Allora il suo cuore invidioso ebbe pace, se ci può esser pace per un cuore invidioso.
I nani, tornando a casa, trovarono Biancaneve che giaceva a terra, e non usciva respiro dalle sue labbra ed era morta. La sollevarono, cercarono se mai ci fosse qualcosa di velenoso, le slacciarono le vesti, le pettinarono i capelli, la lavarono con acqua e vino, ma inutilmente: la cara bambina era morta e non si ridestò. La misero su un cataletto, la circondarono tutti e sette e la piansero, la piansero per tre giorni. Poi volevano sotterrarla; ma in viso, con le sue belle guance rosse, ella era ancor fresca, come se fosse viva.
Dissero: – Non possiamo seppellirla dentro la nera terra, – e fecero fare una bara di cristallo, perché la si potesse vedere da ogni lato, ve la deposero e vi misero sopra il suo nome, a lettere d’oro, e scrissero che era figlia di re. Poi esposero la bara sul monte, e uno di loro vi restò sempre a guardia. E anche gli animali vennero a pianger Biancaneve: prima una civetta, poi un corvo e infine una colombella.
Biancaneve rimase molto, molto tempo nella bara, ma non imputridì: sembrava che dormisse, perché era bianca come la neve, rossa come il sangue e nera come l’ebano. Ma un bel giorno capitò nel bosco un principe e andò a pernottare nella casa dei nani. Vide la bara sul monte e la bella Biancaneve e lesse quel che era scritto a lettere d’oro. Allora disse ai nani: – Lasciatemi la bara; in compenso vi darò quel che volete -. Ma i nani risposero: – Non la cediamo per tutto l’oro del mondo. – Regalatemela, allora, – egli disse, – non posso vivere senza veder Biancaneve: voglio onorarla ed esaltarla come la cosa che mi è più cara al mondo -. A sentirlo, i buoni nani s’impietosirono e gli donarono la bara. Il principe ordinò ai suoi servi di portarla sulle spalle. Ora avvenne che essi inciamparono in uno sterpo e per la scossa quel pezzo di mela avvelenata, che Biancaneve aveva trangugiato, le usci dalla gola. E poco dopo ella apri gli occhi, sollevò il coperchio e si rizzò nella bara: era tornata in vita. – Ah Dio, dove sono? – gridò.

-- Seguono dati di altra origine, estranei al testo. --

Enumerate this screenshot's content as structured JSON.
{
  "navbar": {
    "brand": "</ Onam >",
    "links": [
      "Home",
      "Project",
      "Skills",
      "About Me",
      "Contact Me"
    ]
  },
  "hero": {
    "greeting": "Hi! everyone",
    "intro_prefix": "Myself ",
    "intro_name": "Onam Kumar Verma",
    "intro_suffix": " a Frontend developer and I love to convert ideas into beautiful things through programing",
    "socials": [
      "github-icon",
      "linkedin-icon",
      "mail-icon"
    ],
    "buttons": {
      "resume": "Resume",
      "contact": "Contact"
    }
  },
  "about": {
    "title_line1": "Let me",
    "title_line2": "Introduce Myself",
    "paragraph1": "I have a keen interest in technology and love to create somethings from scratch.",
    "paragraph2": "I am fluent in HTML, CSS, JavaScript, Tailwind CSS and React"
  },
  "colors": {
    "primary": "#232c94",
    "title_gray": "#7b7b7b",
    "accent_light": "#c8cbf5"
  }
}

Il principe disse, pieno a gioia: – Sei con me, – e le raccontò quel che era avvenuto, aggiungendo: – Ti amo sopra ogni cosa al mondo; vieni con me nel castello di mio padre, sarai la mia sposa -. Biancaneve acconsenti andò con lui, e furono ordinate le nozze con gran pompa e splendore.

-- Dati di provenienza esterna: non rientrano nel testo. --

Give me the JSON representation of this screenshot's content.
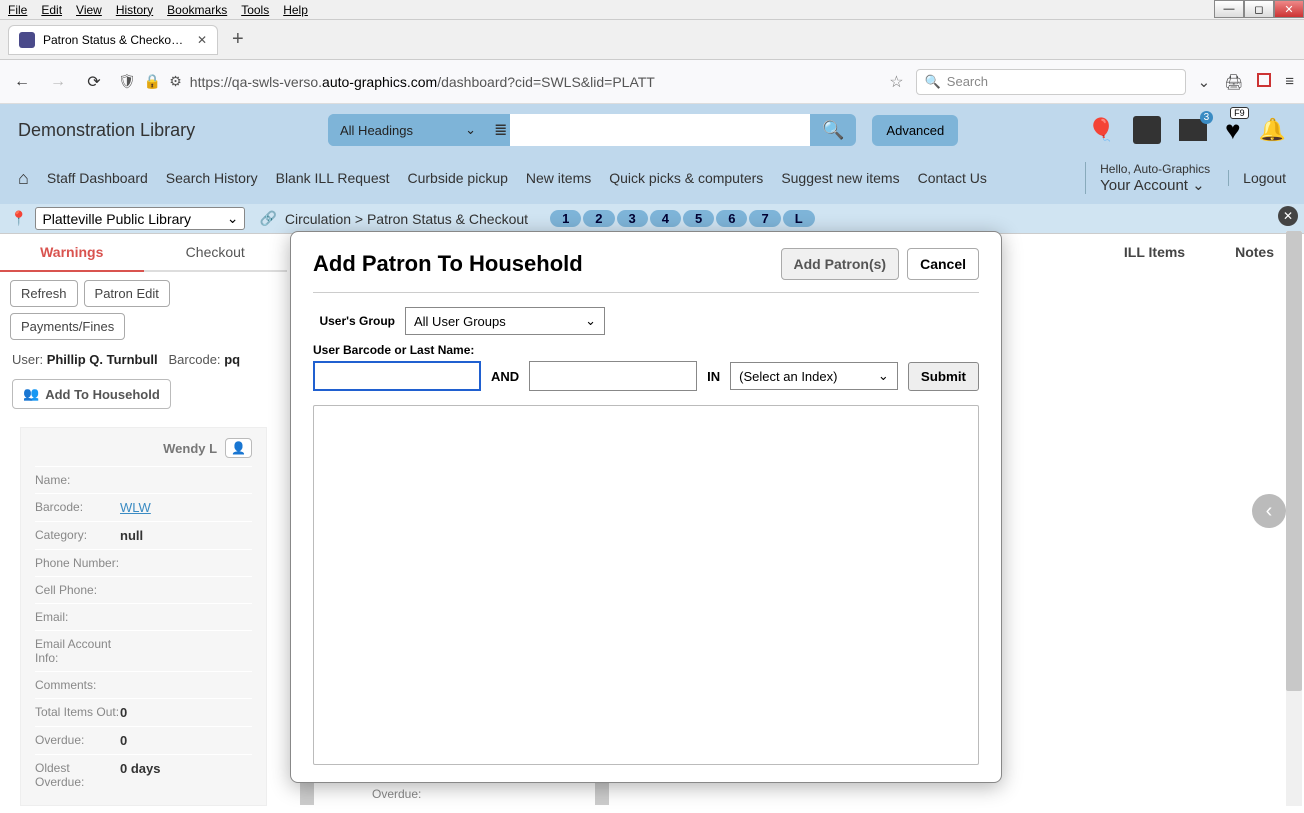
{
  "browser": {
    "menus": [
      "File",
      "Edit",
      "View",
      "History",
      "Bookmarks",
      "Tools",
      "Help"
    ],
    "tab_title": "Patron Status & Checkout | SWL",
    "url_prefix": "https://qa-swls-verso.",
    "url_domain": "auto-graphics.com",
    "url_path": "/dashboard?cid=SWLS&lid=PLATT",
    "search_placeholder": "Search"
  },
  "app": {
    "brand": "Demonstration Library",
    "heading_select": "All Headings",
    "advanced": "Advanced",
    "news_badge": "3",
    "heart_badge": "F9",
    "nav": [
      "Staff Dashboard",
      "Search History",
      "Blank ILL Request",
      "Curbside pickup",
      "New items",
      "Quick picks & computers",
      "Suggest new items",
      "Contact Us"
    ],
    "hello": "Hello, Auto-Graphics",
    "your_account": "Your Account",
    "logout": "Logout"
  },
  "crumb": {
    "library": "Platteville Public Library",
    "path": "Circulation > Patron Status & Checkout",
    "pills": [
      "1",
      "2",
      "3",
      "4",
      "5",
      "6",
      "7",
      "L"
    ]
  },
  "page": {
    "tabs": {
      "warnings": "Warnings",
      "checkout": "Checkout",
      "ill": "ILL Items",
      "notes": "Notes"
    },
    "buttons": {
      "refresh": "Refresh",
      "patron_edit": "Patron Edit",
      "payments": "Payments/Fines"
    },
    "user_label": "User:",
    "user_name": "Phillip Q. Turnbull",
    "barcode_label": "Barcode:",
    "barcode_val": "pq",
    "add_hh": "Add To Household"
  },
  "card": {
    "name_title": "Wendy L",
    "rows": {
      "name": "Name:",
      "barcode": "Barcode:",
      "barcode_val": "WLW",
      "category": "Category:",
      "category_val": "null",
      "phone": "Phone Number:",
      "cell": "Cell Phone:",
      "email": "Email:",
      "email_acct": "Email Account Info:",
      "comments": "Comments:",
      "total_out": "Total Items Out:",
      "total_out_val": "0",
      "overdue": "Overdue:",
      "overdue_val": "0",
      "oldest": "Oldest Overdue:",
      "oldest_val": "0 days"
    }
  },
  "modal": {
    "title": "Add Patron To Household",
    "add_btn": "Add Patron(s)",
    "cancel": "Cancel",
    "group_label": "User's Group",
    "group_val": "All User Groups",
    "barcode_label": "User Barcode or Last Name:",
    "and": "AND",
    "in": "IN",
    "index_val": "(Select an Index)",
    "submit": "Submit"
  },
  "peek": {
    "overdue": "Overdue:"
  }
}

Ma alla festa invitarono anche la perfida matrigna di Biancaneve. Indossate le sue belle vesti, ella andò allo specchio e disse: – Dal muro, specchietto, favella: nel regno chi è la più bella?
Lo specchio rispose: – Regina, la più bella qui sei tu; ma la sposa lo è molto di più.
La cattiva donna imprecò e il suo affanno era così grande che non poteva più dominarsi. Dapprima non voleva assistere alle nozze; ma non trovò pace e dovette andare a veder la giovane regina. Entrando, riconobbe Biancaneve e impietrì dallo spavento e dall’orrore. Ma sulla brace erano già pronte due pantofole di ferro: le portarono con le molle, e le deposero davanti a lei. Ed ella dovette calzare le scarpe roventi e ballare, finché cadde a terra, morta.